James said:
...
Yes. You agree on standard names for common concepts. In the
old days, when variable names were limited to six characters,
you established standard abbreviations as well. This shouldn't
be necessary for modern C++. (But might be appropriate in
contexts where the abbreviation was more frequently used than
the spelled out word. In a program dealing with certain types
of standards, for example, RFC1411 is probably preferable to
requestForComment1411.)
You base your argument on the assumption that the main and/or only reason to
strive some form of brevity in identifiers is (or, more precisely, was) the
limitation on the identifier length specific to old compilers. To me this is an
obviously faulty argument. Even without any physical limitation on the total
length of the identifier, there always be some non-precise intuitive limit after
which the overly long identifiers will severely hinder the readability of the
code. In order to keep the code readable the identifiers have to be reasonably
long (and I personally stick with one that are usually seen as excessively long
by the other members of the team I work in), but the lion's share of their
lengths has to allocated to describe things closely specific to the concrete
application and/or the field. This is exactly the reason why the more universal
concepts are better expressed in the abbreviated form.
And no, the picture here is not as black-and-white as you are trying to paint it
("standard" and "non-standard" prefixes). It is also strange to see you use that
argument against prefixes specifically, while it is obvious that the same will
actually apply to all abbreviations in general. And in practice any project of
moderate level of complexity will normally have a developed system of
abbreviations, which definitely will not be "standard". More precisely, it is of
course possible to get along without any abbreviations at all, but it will be no
more than an example of stubbornly bad programming style.
Arbitrary conventions are worse than natural conventions.
Firstly, "arbitrary convention" is an oxymoron, if you think about it.

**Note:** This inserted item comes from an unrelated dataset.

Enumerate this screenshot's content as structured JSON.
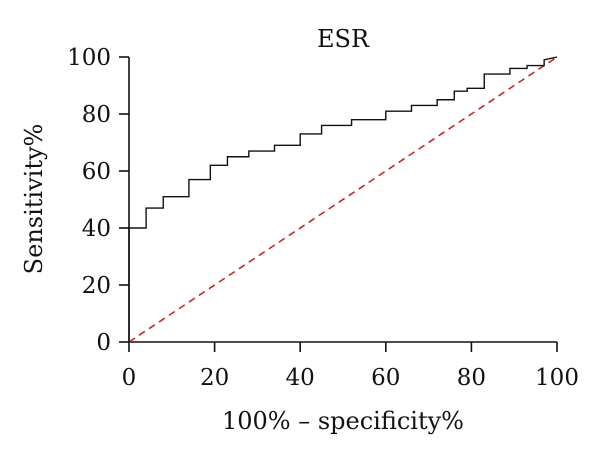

Secondly, any convention is better than no convention. After all, there one
fundamental rule under all these different views and approaches: whatever one
chooses to do, one must be consistent.
The proper name is polygonCount or polygon_count. Or possibly
numberOfPolygons or number_of_polygons. (The choice of
camelCase or not is purely conventional.)
Absolutely not. 'numberOfPolygons' and 'number_of_polygons' might seem OK only
to those who fail to see the whole picture. Once they do, it becomes obvious
that 'number_of_polygons' blatantly unacceptable in general. It is immediately
clear to anyone who ever have to deal with
'number_of_incomplete_table_based_mos_transistor_models' (it's just one
example). Of course, you can personally resolve to sticking to 'number_of_...'
no matter what and tell everyone around that your are perfectly happy with that,
but don't be surprised if from time to time people around you will give you
polite hints about the value of proper abbreviation.